Corpus Linguistics

The word "corpus", derived from the Latin word meaning "body", may be used to refer to any text in written or spoken form. However, in modern Linguistics this term is used to refer to large collections of texts which represent a sample of a particular variety or use of language(s) that are presented in machine readable form.

Corpus Linguistics is a branch of linguistics that uses a large collection of natural texts known as corpus for analysis. It is a complementary approach to traditional approaches. Corpus linguistics gets its real power by using computers for analysis.

There are many different kinds of corpora. They can contain written or spoken (transcribed) language, modern or old texts, texts from one language or several languages.

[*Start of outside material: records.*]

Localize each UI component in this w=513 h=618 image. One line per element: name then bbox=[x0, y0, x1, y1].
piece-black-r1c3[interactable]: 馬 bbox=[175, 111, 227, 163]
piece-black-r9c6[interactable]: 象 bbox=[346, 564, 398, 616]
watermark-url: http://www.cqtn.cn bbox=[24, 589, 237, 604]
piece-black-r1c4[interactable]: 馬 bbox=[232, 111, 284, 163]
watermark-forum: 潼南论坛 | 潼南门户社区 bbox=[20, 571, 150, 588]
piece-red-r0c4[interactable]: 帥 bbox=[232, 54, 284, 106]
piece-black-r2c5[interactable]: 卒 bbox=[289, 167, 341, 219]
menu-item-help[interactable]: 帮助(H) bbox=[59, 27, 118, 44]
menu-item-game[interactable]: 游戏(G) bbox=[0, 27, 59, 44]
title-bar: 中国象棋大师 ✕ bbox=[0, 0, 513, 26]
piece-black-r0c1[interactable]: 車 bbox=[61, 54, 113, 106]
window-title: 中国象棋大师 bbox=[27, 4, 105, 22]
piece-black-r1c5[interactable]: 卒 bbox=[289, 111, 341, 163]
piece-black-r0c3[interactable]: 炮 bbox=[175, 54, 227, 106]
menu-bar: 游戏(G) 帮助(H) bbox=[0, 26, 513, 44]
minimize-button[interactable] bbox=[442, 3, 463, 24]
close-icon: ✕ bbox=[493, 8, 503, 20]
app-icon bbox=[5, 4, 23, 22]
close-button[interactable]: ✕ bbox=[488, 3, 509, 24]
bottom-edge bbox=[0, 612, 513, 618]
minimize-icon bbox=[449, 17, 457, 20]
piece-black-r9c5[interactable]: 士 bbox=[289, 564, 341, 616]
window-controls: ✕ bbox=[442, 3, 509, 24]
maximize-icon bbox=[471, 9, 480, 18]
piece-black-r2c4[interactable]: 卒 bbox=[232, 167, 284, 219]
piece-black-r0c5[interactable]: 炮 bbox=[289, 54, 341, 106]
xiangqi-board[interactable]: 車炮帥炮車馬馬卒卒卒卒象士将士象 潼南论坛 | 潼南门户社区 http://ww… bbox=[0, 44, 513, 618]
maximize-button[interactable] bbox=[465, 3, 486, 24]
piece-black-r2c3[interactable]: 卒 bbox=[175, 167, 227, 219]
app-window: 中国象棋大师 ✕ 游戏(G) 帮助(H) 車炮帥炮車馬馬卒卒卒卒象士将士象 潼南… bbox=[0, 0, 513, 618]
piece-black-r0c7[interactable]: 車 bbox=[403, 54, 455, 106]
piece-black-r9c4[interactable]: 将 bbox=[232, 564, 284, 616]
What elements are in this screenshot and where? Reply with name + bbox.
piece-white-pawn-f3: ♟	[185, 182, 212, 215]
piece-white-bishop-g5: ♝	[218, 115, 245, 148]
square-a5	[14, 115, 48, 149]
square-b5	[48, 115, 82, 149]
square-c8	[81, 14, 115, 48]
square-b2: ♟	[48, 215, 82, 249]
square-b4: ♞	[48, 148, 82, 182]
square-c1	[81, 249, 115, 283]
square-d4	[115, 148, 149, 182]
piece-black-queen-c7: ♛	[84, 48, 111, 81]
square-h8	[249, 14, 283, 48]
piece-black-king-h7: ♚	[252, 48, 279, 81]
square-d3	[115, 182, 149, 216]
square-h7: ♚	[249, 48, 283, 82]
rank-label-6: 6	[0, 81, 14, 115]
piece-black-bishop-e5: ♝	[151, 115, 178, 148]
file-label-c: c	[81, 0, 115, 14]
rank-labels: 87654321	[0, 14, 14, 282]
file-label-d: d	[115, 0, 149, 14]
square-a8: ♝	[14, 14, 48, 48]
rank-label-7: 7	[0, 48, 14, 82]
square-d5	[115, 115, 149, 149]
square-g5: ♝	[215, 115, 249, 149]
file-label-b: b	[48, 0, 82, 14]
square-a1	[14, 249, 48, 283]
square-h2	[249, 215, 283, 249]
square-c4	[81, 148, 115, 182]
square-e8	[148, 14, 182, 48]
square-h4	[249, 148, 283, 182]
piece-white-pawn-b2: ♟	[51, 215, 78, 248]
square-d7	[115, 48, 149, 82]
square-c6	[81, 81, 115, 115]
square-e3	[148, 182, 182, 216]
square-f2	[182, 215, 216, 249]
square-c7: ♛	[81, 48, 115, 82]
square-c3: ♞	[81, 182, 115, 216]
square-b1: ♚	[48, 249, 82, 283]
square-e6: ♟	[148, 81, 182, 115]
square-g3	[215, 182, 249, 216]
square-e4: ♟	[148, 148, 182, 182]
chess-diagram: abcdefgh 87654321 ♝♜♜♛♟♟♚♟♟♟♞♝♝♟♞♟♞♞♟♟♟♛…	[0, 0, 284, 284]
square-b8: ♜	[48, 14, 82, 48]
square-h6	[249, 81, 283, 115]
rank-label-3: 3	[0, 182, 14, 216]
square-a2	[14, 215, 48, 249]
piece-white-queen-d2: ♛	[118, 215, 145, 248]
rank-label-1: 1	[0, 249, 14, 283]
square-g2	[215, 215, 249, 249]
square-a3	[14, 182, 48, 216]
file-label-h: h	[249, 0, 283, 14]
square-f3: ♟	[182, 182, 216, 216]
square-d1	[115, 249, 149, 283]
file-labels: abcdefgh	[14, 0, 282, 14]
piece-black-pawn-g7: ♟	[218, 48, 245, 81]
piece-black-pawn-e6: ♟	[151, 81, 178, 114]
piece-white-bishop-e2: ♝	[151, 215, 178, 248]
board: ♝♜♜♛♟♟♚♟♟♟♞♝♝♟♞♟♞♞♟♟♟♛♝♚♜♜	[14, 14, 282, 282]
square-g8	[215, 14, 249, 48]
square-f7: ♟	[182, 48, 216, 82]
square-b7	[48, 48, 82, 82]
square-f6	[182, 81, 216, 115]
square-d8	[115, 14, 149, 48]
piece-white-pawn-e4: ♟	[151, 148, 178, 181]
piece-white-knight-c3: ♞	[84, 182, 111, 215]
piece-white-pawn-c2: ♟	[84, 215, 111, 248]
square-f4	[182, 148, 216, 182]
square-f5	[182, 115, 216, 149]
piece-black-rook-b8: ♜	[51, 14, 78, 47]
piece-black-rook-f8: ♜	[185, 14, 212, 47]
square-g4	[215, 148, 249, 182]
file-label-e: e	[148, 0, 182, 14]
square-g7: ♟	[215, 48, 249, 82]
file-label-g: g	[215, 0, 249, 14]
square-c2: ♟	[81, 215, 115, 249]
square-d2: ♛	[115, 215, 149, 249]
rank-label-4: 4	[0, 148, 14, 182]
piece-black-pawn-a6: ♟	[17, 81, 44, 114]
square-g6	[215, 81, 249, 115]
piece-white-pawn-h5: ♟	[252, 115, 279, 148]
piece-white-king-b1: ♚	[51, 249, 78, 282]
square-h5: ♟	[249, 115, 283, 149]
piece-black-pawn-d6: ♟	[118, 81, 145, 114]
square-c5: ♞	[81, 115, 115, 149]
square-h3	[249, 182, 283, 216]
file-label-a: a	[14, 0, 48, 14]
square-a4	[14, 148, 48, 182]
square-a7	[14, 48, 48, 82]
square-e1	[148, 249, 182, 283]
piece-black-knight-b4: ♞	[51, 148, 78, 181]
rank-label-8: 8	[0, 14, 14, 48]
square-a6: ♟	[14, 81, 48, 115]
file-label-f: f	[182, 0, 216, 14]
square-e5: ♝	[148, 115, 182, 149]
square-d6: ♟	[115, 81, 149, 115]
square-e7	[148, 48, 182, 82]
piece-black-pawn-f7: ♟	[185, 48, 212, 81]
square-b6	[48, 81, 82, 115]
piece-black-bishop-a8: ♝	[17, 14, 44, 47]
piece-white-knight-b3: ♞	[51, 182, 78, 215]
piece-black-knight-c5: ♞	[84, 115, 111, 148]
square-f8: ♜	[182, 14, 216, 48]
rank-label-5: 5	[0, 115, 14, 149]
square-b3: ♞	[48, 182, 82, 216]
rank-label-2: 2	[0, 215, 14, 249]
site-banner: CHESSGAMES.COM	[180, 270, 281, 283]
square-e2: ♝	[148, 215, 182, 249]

The texts can be whole books, newspapers, journals, speeches etc, or consist of extracts of varying length. The kind of texts included and the combination of different texts vary between different corpora and corpus types.

"Corpus studies boomed from 1980 onwards, as corpora, techniques and new arguments in favour of the use of corpora became more apparent. Currently this boom continues--and both of the 'schools' of corpus linguistics are growing . . .. Corpus linguistics is maturing methodologically and the range of languages addressed by corpus linguists is growing annually."
(Tony McEnery and Andrew Wilson, Corpus Linguistics, Edinburgh University Press, 2001)

"To make good use of corpus resources a teacher needs a modest orientation to the routines involved in retrieving information from the corpus, and--most importantly--training and experience in how to evaluate that information."
(John McHardy Sinclair, How to Use Corpora in Language Teaching, John Benjamins, 2004)